Bill Rogstad
Sep 6, 2018 · 2 min read

A wonderful article. You’re right, diaspora does sound like a condition an antacid tablet might remedy, just like meniscus sounds like a type of pretty tropical fish that darts in shimmering schools, not a part of your knee. Be that as it may, it’s certainly discouraging here in Silicon Valley. Not everyone is in Tech. I will never own a home in the Bay Area. This is partly due to choices I made in the past and also due to the eyewatering prices that bear no relation to the quality of the physical structure you are trying to convince a bank to buy and then let you live in. Whatever the reason, it’s deflating to ones sense of the world to know you won’t be taking part in a venture that tends to strengthen communities and encourage responsibility. At least that was some of the original reasoning behind the government’s tax code and subsidies that benefit homeowners.
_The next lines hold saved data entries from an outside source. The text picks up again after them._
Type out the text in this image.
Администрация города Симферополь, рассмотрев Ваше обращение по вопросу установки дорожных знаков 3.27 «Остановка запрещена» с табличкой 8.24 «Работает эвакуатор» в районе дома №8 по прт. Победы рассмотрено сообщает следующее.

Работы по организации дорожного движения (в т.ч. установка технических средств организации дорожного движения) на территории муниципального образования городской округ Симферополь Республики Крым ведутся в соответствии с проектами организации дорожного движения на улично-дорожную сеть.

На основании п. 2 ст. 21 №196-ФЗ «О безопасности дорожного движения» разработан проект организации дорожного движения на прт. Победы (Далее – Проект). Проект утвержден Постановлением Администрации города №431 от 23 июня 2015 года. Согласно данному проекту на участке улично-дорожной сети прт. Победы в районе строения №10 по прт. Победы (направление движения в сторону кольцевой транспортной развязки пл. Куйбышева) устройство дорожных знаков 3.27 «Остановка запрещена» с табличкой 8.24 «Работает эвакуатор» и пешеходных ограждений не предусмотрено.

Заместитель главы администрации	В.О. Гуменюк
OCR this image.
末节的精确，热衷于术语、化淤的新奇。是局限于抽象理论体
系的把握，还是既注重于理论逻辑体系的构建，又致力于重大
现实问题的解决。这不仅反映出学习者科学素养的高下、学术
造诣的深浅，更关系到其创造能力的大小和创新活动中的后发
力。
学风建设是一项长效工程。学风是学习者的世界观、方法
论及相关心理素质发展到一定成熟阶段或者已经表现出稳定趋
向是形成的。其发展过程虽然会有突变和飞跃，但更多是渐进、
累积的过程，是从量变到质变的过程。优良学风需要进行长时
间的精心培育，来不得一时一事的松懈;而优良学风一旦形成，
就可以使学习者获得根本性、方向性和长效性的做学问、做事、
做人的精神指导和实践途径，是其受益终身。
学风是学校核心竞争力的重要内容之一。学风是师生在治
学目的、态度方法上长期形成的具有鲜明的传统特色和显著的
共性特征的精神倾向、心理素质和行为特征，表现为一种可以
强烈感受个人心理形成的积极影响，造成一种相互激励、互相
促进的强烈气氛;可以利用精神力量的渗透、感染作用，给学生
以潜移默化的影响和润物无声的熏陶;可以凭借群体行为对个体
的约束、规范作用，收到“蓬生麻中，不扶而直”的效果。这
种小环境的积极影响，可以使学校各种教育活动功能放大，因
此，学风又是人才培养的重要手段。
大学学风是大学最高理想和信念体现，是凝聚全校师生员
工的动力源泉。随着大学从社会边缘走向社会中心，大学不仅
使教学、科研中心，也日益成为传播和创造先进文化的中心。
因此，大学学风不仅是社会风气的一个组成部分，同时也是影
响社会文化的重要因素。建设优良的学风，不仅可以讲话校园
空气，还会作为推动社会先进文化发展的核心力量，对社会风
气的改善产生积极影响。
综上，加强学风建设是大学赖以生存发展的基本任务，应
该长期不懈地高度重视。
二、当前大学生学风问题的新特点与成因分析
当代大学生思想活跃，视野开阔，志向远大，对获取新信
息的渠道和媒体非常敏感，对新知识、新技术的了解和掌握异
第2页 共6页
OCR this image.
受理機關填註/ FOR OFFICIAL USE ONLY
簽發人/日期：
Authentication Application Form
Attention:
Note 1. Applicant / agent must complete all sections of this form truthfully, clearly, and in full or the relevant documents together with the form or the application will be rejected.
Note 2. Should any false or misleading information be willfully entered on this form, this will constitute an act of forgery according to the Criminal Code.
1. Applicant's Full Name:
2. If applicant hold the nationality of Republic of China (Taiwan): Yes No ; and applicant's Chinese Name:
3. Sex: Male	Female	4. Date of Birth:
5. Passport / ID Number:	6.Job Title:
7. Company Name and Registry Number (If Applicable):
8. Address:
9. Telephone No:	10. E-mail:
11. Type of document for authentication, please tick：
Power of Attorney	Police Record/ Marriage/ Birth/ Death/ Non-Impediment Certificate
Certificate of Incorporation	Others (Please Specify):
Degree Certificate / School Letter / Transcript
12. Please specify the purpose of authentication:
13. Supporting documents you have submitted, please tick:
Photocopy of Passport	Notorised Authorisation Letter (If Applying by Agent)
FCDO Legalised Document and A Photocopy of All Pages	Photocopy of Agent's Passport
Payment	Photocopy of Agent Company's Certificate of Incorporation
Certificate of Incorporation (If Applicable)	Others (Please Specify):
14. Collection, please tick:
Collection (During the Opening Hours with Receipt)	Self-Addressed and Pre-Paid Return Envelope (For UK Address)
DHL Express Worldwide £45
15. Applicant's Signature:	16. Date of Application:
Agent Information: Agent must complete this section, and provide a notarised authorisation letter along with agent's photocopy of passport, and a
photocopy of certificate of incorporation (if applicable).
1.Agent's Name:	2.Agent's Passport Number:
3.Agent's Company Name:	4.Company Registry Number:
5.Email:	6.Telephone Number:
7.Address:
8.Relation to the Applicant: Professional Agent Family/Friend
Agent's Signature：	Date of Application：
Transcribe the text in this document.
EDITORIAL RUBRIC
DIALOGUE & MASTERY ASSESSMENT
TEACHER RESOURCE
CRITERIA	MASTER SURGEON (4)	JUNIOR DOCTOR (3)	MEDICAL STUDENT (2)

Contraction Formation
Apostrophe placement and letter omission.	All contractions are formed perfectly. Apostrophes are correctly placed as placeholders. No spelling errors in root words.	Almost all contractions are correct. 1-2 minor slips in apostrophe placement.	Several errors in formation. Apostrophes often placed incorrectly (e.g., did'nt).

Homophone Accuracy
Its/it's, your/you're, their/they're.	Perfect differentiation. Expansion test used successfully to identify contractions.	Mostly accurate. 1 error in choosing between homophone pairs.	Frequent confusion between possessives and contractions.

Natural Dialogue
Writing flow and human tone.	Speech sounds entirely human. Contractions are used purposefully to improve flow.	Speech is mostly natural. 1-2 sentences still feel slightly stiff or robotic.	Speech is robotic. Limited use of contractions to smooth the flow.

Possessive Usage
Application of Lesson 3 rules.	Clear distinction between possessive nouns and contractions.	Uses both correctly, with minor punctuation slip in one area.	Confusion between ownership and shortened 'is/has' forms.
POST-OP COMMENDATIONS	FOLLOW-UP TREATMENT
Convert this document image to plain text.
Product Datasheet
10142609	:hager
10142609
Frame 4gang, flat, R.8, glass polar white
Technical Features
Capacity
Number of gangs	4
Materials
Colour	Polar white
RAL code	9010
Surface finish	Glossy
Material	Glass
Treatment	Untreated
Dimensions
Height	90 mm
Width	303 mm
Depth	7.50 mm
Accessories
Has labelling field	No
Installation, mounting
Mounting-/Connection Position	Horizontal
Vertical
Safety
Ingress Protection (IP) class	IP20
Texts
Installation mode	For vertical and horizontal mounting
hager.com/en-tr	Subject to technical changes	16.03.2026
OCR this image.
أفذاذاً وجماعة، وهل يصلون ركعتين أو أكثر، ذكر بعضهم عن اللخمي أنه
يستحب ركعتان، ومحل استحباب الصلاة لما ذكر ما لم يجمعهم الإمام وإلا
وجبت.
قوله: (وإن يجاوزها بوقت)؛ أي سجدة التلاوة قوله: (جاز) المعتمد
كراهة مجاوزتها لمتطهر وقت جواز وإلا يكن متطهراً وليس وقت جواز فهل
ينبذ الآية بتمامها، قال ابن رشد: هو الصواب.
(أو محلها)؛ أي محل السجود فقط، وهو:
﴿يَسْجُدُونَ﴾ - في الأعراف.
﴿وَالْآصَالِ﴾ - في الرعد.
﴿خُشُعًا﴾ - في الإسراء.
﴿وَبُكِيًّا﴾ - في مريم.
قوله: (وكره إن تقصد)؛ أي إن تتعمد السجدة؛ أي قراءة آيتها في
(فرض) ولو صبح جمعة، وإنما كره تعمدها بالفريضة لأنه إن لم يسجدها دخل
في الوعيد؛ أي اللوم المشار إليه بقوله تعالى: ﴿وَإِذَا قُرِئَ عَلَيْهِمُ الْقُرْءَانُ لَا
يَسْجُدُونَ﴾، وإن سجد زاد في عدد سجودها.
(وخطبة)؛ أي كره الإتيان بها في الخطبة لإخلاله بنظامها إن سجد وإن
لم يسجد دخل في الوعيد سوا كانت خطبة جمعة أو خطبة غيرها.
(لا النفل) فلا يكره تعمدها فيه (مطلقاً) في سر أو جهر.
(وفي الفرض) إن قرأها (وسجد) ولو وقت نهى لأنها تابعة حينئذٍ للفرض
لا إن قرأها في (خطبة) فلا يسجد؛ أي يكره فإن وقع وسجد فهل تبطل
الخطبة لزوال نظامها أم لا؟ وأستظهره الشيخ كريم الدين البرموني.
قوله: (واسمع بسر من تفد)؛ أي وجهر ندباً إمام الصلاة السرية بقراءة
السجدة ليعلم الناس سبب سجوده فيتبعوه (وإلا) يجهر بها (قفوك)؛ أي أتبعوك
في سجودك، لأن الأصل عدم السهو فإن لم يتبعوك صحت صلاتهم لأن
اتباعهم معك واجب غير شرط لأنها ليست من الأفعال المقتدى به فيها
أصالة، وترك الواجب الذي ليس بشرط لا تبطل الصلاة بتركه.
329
Now it just gives tax write-offs to people who don’t need them and indirectly taxes, through gas taxes and car repair, the middle income person who commutes to Mountain View from Tracy or Hollister. It’s funny to reach an age where you don’t recognize the motivation of many new people around you. San Jose is like a gold rush town with people pouring in to pan for seed money or placer mine the real estate market. Everything has been commodified and resale value makes people conservative and boring. Also, the slowly increasing temperature of the water the commuter frog finds himself boiling in and his or her accomodation of it (what choice do you have?) is a form of collective insanity you don’t shake off, I would imagine, until you’re sitting alone at a stop sign in Genoa, Nevada.